4

I am implementing a C-based programming language and I would like to implement a compilation mode that is agnostic to whether it runs in 32-bit or 64-bit mode. All my data types have explicit width, so binary compatibility there is not a problem, the only problematic aspect is pointers.

So what if I go for an explicit 64-bit implementation of pointers even under 32-bit mode? IIRC pretty much all memory controllers are at least 64-bit, so reads and writes will still be a single cycle, but what about integer arithmetic?

Besides the increase of memory footprint, are there any potential drawbacks to such an approach? Any other potential caveats?

Edit:

Let me clarify the scenario context - the original question was a little off. I need that "binary agnostic mode" for an interpreter bytecode to be able to dynamically bridge different native binaries. Naturally, there is little to no point of using a pointer from a 64-bit binary in a 32-bit binary, but the width of the pointers affects the offsets for the locations of the other data, which is what will primarily be interchanged. So in short, the idea is the following - waste a bit of space for the sake of making a data structure binary compatible to both 32 and 64-bit binaries.

phuclv
  • 37,963
  • 15
  • 156
  • 475
  • Your goal is not clear. Do you want source-level or binary-level compatibility? You cannot have the latter, at least on Intel architectures. The former is possible but I don't see what it would buy you. – n. m. could be an AI Nov 21 '13 at 10:42
  • Why would binary compatibility be impossible? –  Nov 21 '13 at 10:44
  • You cannot run a 64-bit executable, in any language, on a 32-bit OS. The CPU simply won't go to a 64-bit mode. It's a privileged transition and the OS will not let it happen.

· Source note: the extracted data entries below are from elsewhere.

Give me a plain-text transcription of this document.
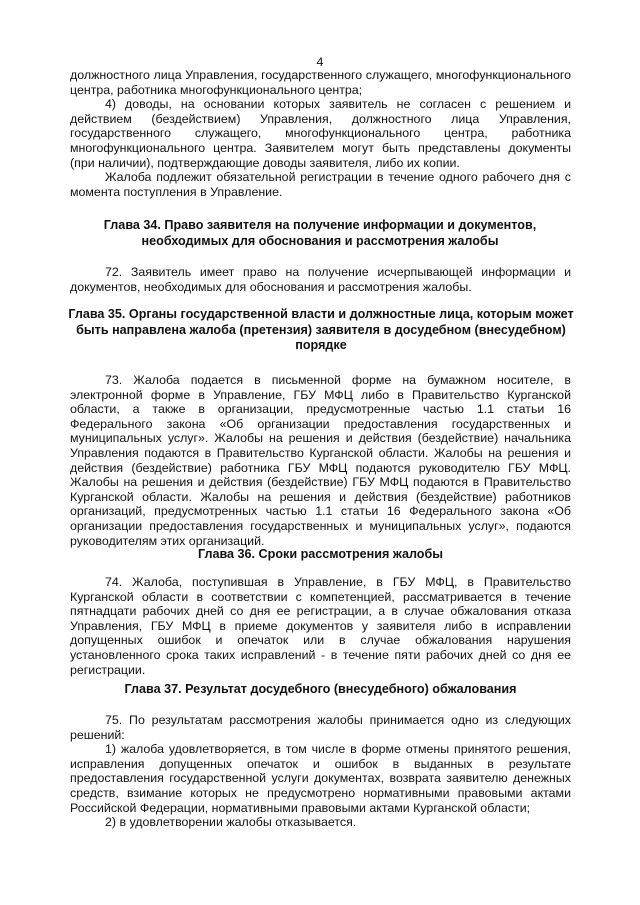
4

должностного лица Управления, государственного служащего, многофункционального центра, работника многофункционального центра;

4) доводы, на основании которых заявитель не согласен с решением и действием (бездействием) Управления, должностного лица Управления, государственного служащего, многофункционального центра, работника многофункционального центра. Заявителем могут быть представлены документы (при наличии), подтверждающие доводы заявителя, либо их копии.

Жалоба подлежит обязательной регистрации в течение одного рабочего дня с момента поступления в Управление.

Глава 34. Право заявителя на получение информации и документов, необходимых для обоснования и рассмотрения жалобы

72. Заявитель имеет право на получение исчерпывающей информации и документов, необходимых для обоснования и рассмотрения жалобы.

Глава 35. Органы государственной власти и должностные лица, которым может быть направлена жалоба (претензия) заявителя в досудебном (внесудебном) порядке

73. Жалоба подается в письменной форме на бумажном носителе, в электронной форме в Управление, ГБУ МФЦ либо в Правительство Курганской области, а также в организации, предусмотренные частью 1.1 статьи 16 Федерального закона «Об организации предоставления государственных и муниципальных услуг». Жалобы на решения и действия (бездействие) начальника Управления подаются в Правительство Курганской области. Жалобы на решения и действия (бездействие) работника ГБУ МФЦ подаются руководителю ГБУ МФЦ. Жалобы на решения и действия (бездействие) ГБУ МФЦ подаются в Правительство Курганской области. Жалобы на решения и действия (бездействие) работников организаций, предусмотренных частью 1.1 статьи 16 Федерального закона «Об организации предоставления государственных и муниципальных услуг», подаются руководителям этих организаций.

Глава 36. Сроки рассмотрения жалобы

74. Жалоба, поступившая в Управление, в ГБУ МФЦ, в Правительство Курганской области в соответствии с компетенцией, рассматривается в течение пятнадцати рабочих дней со дня ее регистрации, а в случае обжалования отказа Управления, ГБУ МФЦ в приеме документов у заявителя либо в исправлении допущенных ошибок и опечаток или в случае обжалования нарушения установленного срока таких исправлений - в течение пяти рабочих дней со дня ее регистрации.

Глава 37. Результат досудебного (внесудебного) обжалования

75. По результатам рассмотрения жалобы принимается одно из следующих решений:

1) жалоба удовлетворяется, в том числе в форме отмены принятого решения, исправления допущенных опечаток и ошибок в выданных в результате предоставления государственной услуги документах, возврата заявителю денежных средств, взимание которых не предусмотрено нормативными правовыми актами Российской Федерации, нормативными правовыми актами Курганской области;

2) в удовлетворении жалобы отказывается.
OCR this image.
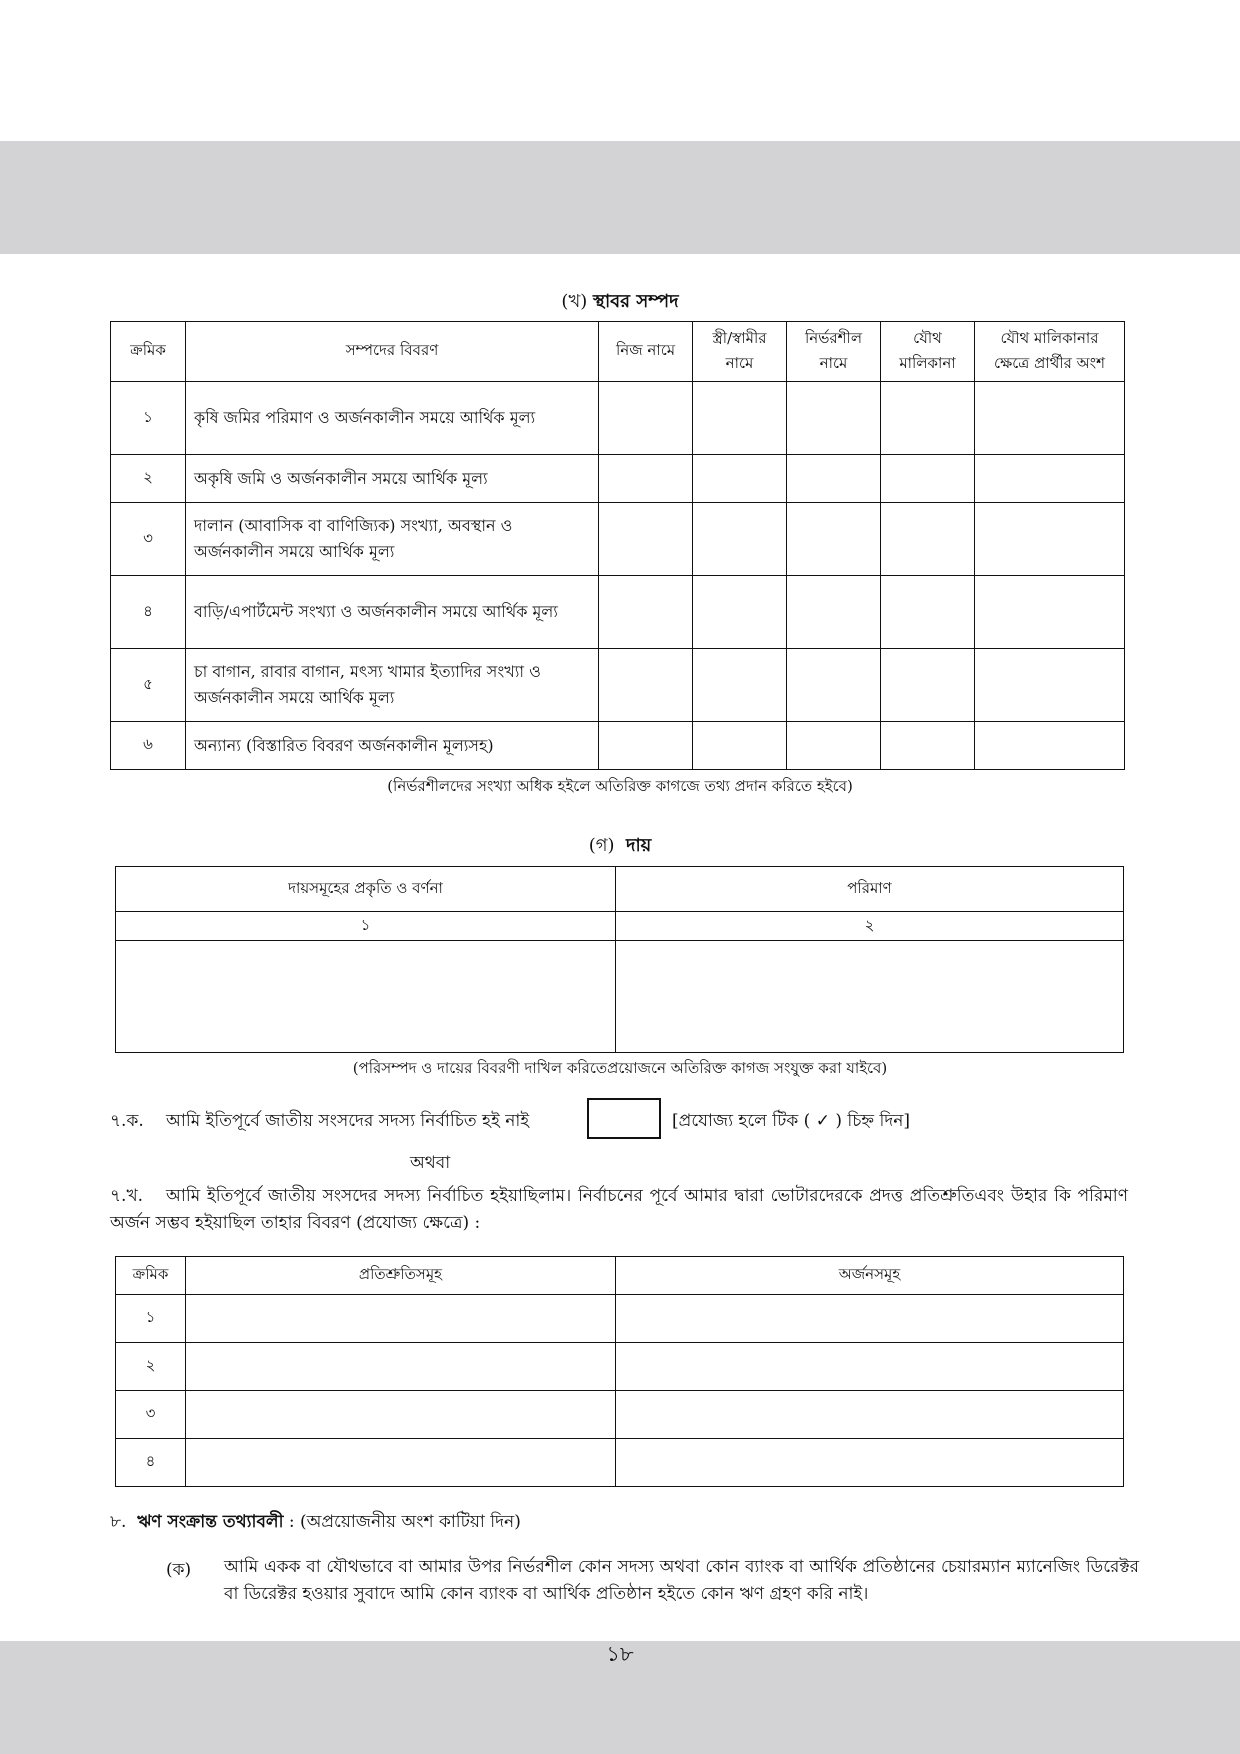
(খ) স্থাবর সম্পদ
ক্রমিক	সম্পদের বিবরণ	নিজ নামে	স্ত্রী/স্বামীর নামে	নির্ভরশীল নামে	যৌথ মালিকানা	যৌথ মালিকানার ক্ষেত্রে প্রার্থীর অংশ
১	কৃষি জমির পরিমাণ ও অর্জনকালীন সময়ে আর্থিক মূল্য					
২	অকৃষি জমি ও অর্জনকালীন সময়ে আর্থিক মূল্য					
৩	দালান (আবাসিক বা বাণিজ্যিক) সংখ্যা, অবস্থান ও অর্জনকালীন সময়ে আর্থিক মূল্য					
৪	বাড়ি/এপার্টমেন্ট সংখ্যা ও অর্জনকালীন সময়ে আর্থিক মূল্য					
৫	চা বাগান, রাবার বাগান, মৎস্য খামার ইত্যাদির সংখ্যা ও অর্জনকালীন সময়ে আর্থিক মূল্য					
৬	অন্যান্য (বিস্তারিত বিবরণ অর্জনকালীন মূল্যসহ)					
(নির্ভরশীলদের সংখ্যা অধিক হইলে অতিরিক্ত কাগজে তথ্য প্রদান করিতে হইবে)
(গ) দায়
দায়সমূহের প্রকৃতি ও বর্ণনা	পরিমাণ
১	২

(পরিসম্পদ ও দায়ের বিবরণী দাখিল করিতেপ্রয়োজনে অতিরিক্ত কাগজ সংযুক্ত করা যাইবে)
৭.ক. আমি ইতিপূর্বে জাতীয় সংসদের সদস্য নির্বাচিত হই নাই	[প্রযোজ্য হলে টিক ( ✓ ) চিহ্ন দিন]
অথবা
৭.খ.	আমি ইতিপূর্বে জাতীয় সংসদের সদস্য নির্বাচিত হইয়াছিলাম। নির্বাচনের পূর্বে আমার দ্বারা ভোটারদেরকে প্রদত্ত প্রতিশ্রুতিএবং উহার কি পরিমাণ অর্জন সম্ভব হইয়াছিল তাহার বিবরণ (প্রযোজ্য ক্ষেত্রে) :
ক্রমিক	প্রতিশ্রুতিসমূহ	অর্জনসমূহ
১		
২		
৩		
৪		
৮. ঋণ সংক্রান্ত তথ্যাবলী : (অপ্রয়োজনীয় অংশ কাটিয়া দিন)
(ক) আমি একক বা যৌথভাবে বা আমার উপর নির্ভরশীল কোন সদস্য অথবা কোন ব্যাংক বা আর্থিক প্রতিষ্ঠানের চেয়ারম্যান ম্যানেজিং ডিরেক্টর বা ডিরেক্টর হওয়ার সুবাদে আমি কোন ব্যাংক বা আর্থিক প্রতিষ্ঠান হইতে কোন ঋণ গ্রহণ করি নাই।
১৮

You would have to write a kernel-mode component to switch back and forth between 32 and 64 bit modes upon each system call or context switch. – n. m. could be an AI Nov 21 '13 at 11:01
  • Yes, this goes without saying, I target a more specific use scenario - besides compiling to native my language also supports compilation to bytecode for interpretation, which would be the fabric to bridge between 32 and 64 bit binaries as long as I retain full binary compatibility in the program layout. –  Nov 21 '13 at 11:03
  • The notions of "32-bit mode" and "64-bit mode" are not necessarily applicable to interpreted code. These modes are properties of the architecture *specifications*. You can (very inefficiently) implement AMD64 architecture specs on a 2-bit FPGA and it will run 64-bit Windows (slowly). For interpreted code, your architecture specifications are your interpreter specifications. It doesn't matter how your interpreter is implemented. It could be a 32-bit executable, a 64-bit executable, or a Turing machine made of rusty railway cars. All that matters is its interface towards the outside world. – n. m. could be an AI Nov 21 '13 at 11:13
  • Java would be an example of an interpreted language that is "bitness-agnostic". But it achieves that not by specifying that pointers are 64 or 128 or whatever bits wide. It could have donee that, but instead it hides the notion of "pointer size" (and "object size") from the programmer altogether. I recommend you consider this route. – n. m. could be an AI Nov 21 '13 at 11:20
  • Yes, but I want to provide pointers as a language feature, not to mention my native code is actually produced from generating from compiling generated C code, alas I don't have neither the resources nor the knowledge to create decent compilers directly to assembly for each architecture I want to target. I'd rather reuse existing compilers. –  Nov 21 '13 at 11:23
  • Java the language might be partially hiding pointers from the programmer, but JVM the architecture does not (it calls them "references" but they are the same thing). What they both do hide is pointer *size*. There's no `sizeof` in Java. Your language might hide sizes and withhold `sizeof` too, it's not hard to manage without. – n. m. could be an AI Nov 21 '13 at 11:28
  • I don't plan on practically hiding sizes, just do discourage from using them by burying them a little deeper so that the language can still be extendable. I think `sizeof` was mandated mainly by `malloc` which is ugly, slow to type and inconvenient compared to C++'s `new` which does exactly the same - sweeps `sizeof` under the rug. –  Nov 21 '13 at 11:32
  • If you design your language such that sizeof is available but not actually needed for anything, *and* design your byte code such that it can be loaded in both 32 and 64 bit modes, and discourage exposing raw memory images, then your programs would be *mostly* bitness-agnostic. – n. m. could be an AI Nov 21 '13 at 11:50
  • Only the "dynamic" aspects will be shared as raw memory images - e.g. the bytecode and associated user data, the native binaries are not intended to be shared directly, only through the interpreted layer. That is why I need it to output only datatypes with guaranteed width so there is no mismatch in offsets if a pointer for some reasons exists in such a data structure. It may not make sense for for a pointer to be put there in the first place, but I also want to make the native and dynamic layers conceptually compatible, so the same data can actually exist in both forms. –  Nov 21 '13 at 11:57
  • If there are no pointers the layouts should be compatible. Sharing pointers is a bad idea anyway so you may just disallow it. – n. m. could be an AI Nov 21 '13 at 13:17

2 Answers2

1

You can use the uintptr_t type.

It is an unsigned int that is guaranteed to be the same size as a pointer.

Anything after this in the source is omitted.